Bilan : plus de 50 hectares de pâturages et pas moins de 5 autres de
forêt ont été dévastés.
L. H.
Un bilan alarmant
Le feu qui s’est déclenché dimanche dernier à la forêt de
Djebel-El-Ouahch fut le 26e sinistre à Constantine depuis l’avènement de
la période des grandes chaleurs. En fait, le bilan est très lourd et les
origines de ces flammes ne sont pas encore identifiées. La surface
parcourue par les flammes est de 1 474 hectares dont 165 hectares de
forêt, 1 163,5 hectares de broussailles et 145,5 hectares de pâturages.
Ainsi, la forêt de Djebel-El- Ouahch, Draâ-E-Nagha, El-Meridj,
El-Djebbas, Hadj-Baba Chettaba ont été, toutes, partiellement dévastées
par les flammes. Des sites paradisiaques classés zones d’expansion
touristique ayant vu leurs richesses florales endommagées. Des milliers
d’arbres de pin d’Alep, de chêne-liège, d’eucalyptus, de chênes… ont été
réduits en cendres. Ces chiffres restent, cependant, approximatifs dans
la mesure où les moyens utilisés par la Conservation des forêts dans
l’estimation des dégâts sont caducs. Si les surfaces forestières
ravagées sont calculées en fonction du nombre des sujets calcinés,
précisément 150 arbres par hectare, celles des broussailles et des
pâturages sont estimées à l’œil, autrement dit, c’est l’expérience des
gardes forestiers qui détermine l’ampleur des pertes.
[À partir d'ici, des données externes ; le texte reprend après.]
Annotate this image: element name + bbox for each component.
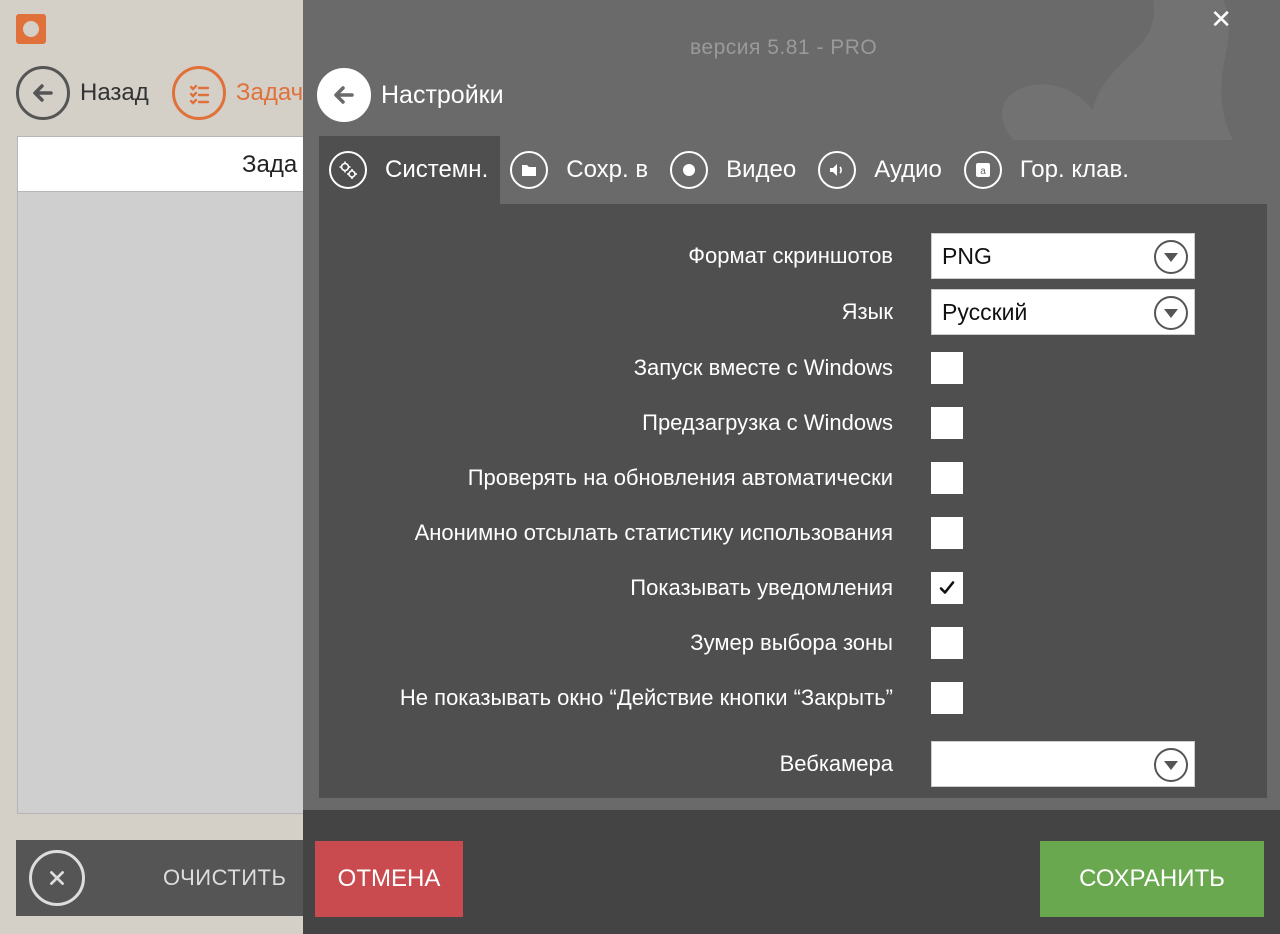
tab-video-label: Видео bbox=[726, 156, 797, 183]
tab-audio-label: Аудио bbox=[874, 156, 942, 183]
bg-tasks-button[interactable]: Задач bbox=[172, 66, 303, 120]
bg-back-label: Назад bbox=[80, 79, 149, 106]
bg-bottom-bar: ОЧИСТИТЬ bbox=[16, 840, 316, 916]
anonymous-stats-checkbox[interactable] bbox=[931, 517, 963, 549]
bg-tasks-label: Задач bbox=[236, 79, 304, 106]
language-label: Язык bbox=[841, 299, 893, 324]
version-label: версия 5.81 - PRO bbox=[690, 36, 878, 59]
speaker-icon bbox=[818, 151, 857, 189]
language-value: Русский bbox=[942, 298, 1028, 325]
cancel-button[interactable]: ОТМЕНА bbox=[315, 841, 463, 917]
zone-zoomer-checkbox[interactable] bbox=[931, 627, 963, 659]
chevron-down-icon bbox=[1154, 240, 1188, 274]
save-button[interactable]: СОХРАНИТЬ bbox=[1040, 841, 1264, 917]
task-list-icon bbox=[172, 66, 226, 120]
system-settings-content: Формат скриншотов PNG Язык Русский Запус… bbox=[319, 204, 1267, 798]
preload-with-windows-row: Предзагрузка с Windows bbox=[319, 399, 1267, 447]
zone-zoomer-row: Зумер выбора зоны bbox=[319, 619, 1267, 667]
chevron-down-icon bbox=[1154, 296, 1188, 330]
language-select[interactable]: Русский bbox=[931, 289, 1195, 335]
webcam-label: Вебкамера bbox=[779, 751, 893, 776]
bg-back-button[interactable]: Назад bbox=[16, 66, 149, 120]
checkmark-icon bbox=[939, 581, 955, 594]
hotkey-icon: a bbox=[963, 151, 1002, 189]
zone-zoomer-label: Зумер выбора зоны bbox=[690, 630, 893, 655]
bg-table-header: Зада bbox=[18, 137, 306, 192]
tab-system-label: Системн. bbox=[385, 156, 489, 183]
hide-close-dialog-row: Не показывать окно “Действие кнопки “Зак… bbox=[319, 674, 1267, 722]
tab-hotkeys-label: Гор. клав. bbox=[1019, 156, 1129, 183]
auto-update-checkbox[interactable] bbox=[931, 462, 963, 494]
show-notifications-label: Показывать уведомления bbox=[630, 575, 893, 600]
start-with-windows-row: Запуск вместе с Windows bbox=[319, 344, 1267, 392]
hide-close-dialog-label: Не показывать окно “Действие кнопки “Зак… bbox=[399, 685, 893, 710]
bg-task-table: Зада bbox=[17, 136, 307, 814]
page-title: Настройки bbox=[381, 80, 504, 109]
screenshot-format-label: Формат скриншотов bbox=[688, 243, 893, 268]
hide-close-dialog-checkbox[interactable] bbox=[931, 682, 963, 714]
start-with-windows-checkbox[interactable] bbox=[931, 352, 963, 384]
panel-footer: ОТМЕНА СОХРАНИТЬ bbox=[303, 810, 1280, 934]
settings-panel: ✕ версия 5.81 - PRO Настройки Системн. С… bbox=[303, 0, 1280, 934]
gears-icon bbox=[329, 151, 367, 189]
show-notifications-checkbox[interactable] bbox=[931, 572, 963, 604]
preload-with-windows-checkbox[interactable] bbox=[931, 407, 963, 439]
tab-audio[interactable]: Аудио bbox=[808, 136, 954, 204]
tab-save-to[interactable]: Сохр. в bbox=[500, 136, 660, 204]
app-logo-icon bbox=[16, 14, 46, 44]
screenshot-format-row: Формат скриншотов PNG bbox=[319, 232, 1267, 280]
webcam-row: Вебкамера bbox=[319, 740, 1267, 788]
tab-hotkeys[interactable]: a Гор. клав. bbox=[954, 136, 1141, 204]
auto-update-row: Проверять на обновления автоматически bbox=[319, 454, 1267, 502]
webcam-select[interactable] bbox=[931, 741, 1195, 787]
tab-video[interactable]: Видео bbox=[660, 136, 808, 204]
settings-tabs: Системн. Сохр. в Видео Аудио a Гор. клав… bbox=[319, 136, 1141, 204]
auto-update-label: Проверять на обновления автоматически bbox=[467, 465, 893, 490]
start-with-windows-label: Запуск вместе с Windows bbox=[633, 355, 893, 380]
preload-with-windows-label: Предзагрузка с Windows bbox=[642, 410, 893, 435]
show-notifications-row: Показывать уведомления bbox=[319, 564, 1267, 612]
clear-icon[interactable] bbox=[29, 850, 85, 906]
clear-button[interactable]: ОЧИСТИТЬ bbox=[163, 865, 286, 891]
svg-text:a: a bbox=[980, 166, 986, 177]
anonymous-stats-row: Анонимно отсылать статистику использован… bbox=[319, 509, 1267, 557]
chevron-down-icon bbox=[1154, 748, 1188, 782]
settings-back-button[interactable]: Настройки bbox=[317, 68, 504, 122]
record-icon bbox=[670, 151, 709, 189]
arrow-left-icon bbox=[317, 68, 371, 122]
arrow-left-icon bbox=[16, 66, 70, 120]
anonymous-stats-label: Анонимно отсылать статистику использован… bbox=[414, 520, 893, 545]
screenshot-format-select[interactable]: PNG bbox=[931, 233, 1195, 279]
folder-icon bbox=[510, 151, 549, 189]
language-row: Язык Русский bbox=[319, 288, 1267, 336]
tab-system[interactable]: Системн. bbox=[319, 136, 501, 204]
close-button[interactable]: ✕ bbox=[1210, 6, 1232, 32]
tab-save-to-label: Сохр. в bbox=[566, 156, 649, 183]
screenshot-format-value: PNG bbox=[942, 242, 992, 269]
Aussi, la
Conservation des forêts fait des levés topographiques par un théodolite
et calcule les dégâts en fonction de l’échelle des cartes géographiques
exploitées. Cette méthode, selon un forestier, prend beaucoup de temps
et de ce fait, son administration compte amplement sur l’expérience de
ses agents. Par ailleurs, la Conservation des forêts a lancé bien avant
la période des grandes chaleurs une campagne de sensibilisation auprès
des agriculteurs. Cette campagne a été couplée à un plan d’action qui
consiste dans la réquisition des moyens matériels des entreprises
publiques et privées implantées à proximité des forêts et ce, en cas de
catastrophe. Mais la portée de ce plan est limitée parce que les moyens
d’intervention aussi bien matériels qu’humains, de la Conservation des
forêts comme ceux de la Protection civile sont inadaptés à ce genre de
sinistres et aussi, insuffisants. Il est également à signaler que le
bilan des feux de récoltes n’est pas mince, voire jamais atteint à
Constantine par le passé. La canicule ayant touché la région ces
derniers mois ainsi que la bêtise humaine ont provoqué des centaines de
foyers de feu à travers le territoire de la wilaya qui ont ravagé des
milliers d’hectares de céréales. La Protection civile a enregistré 276
interventions et comptabilisé 3596 hectares de pertes dont 1097 hectares
de blé dur, 1131 h de blé tendre, 282 h d’orge, 53h d’avoine et 1018h de
chaume en plus de 49 602 bottes de foin et 2 289 arbres fruitiers. L. H.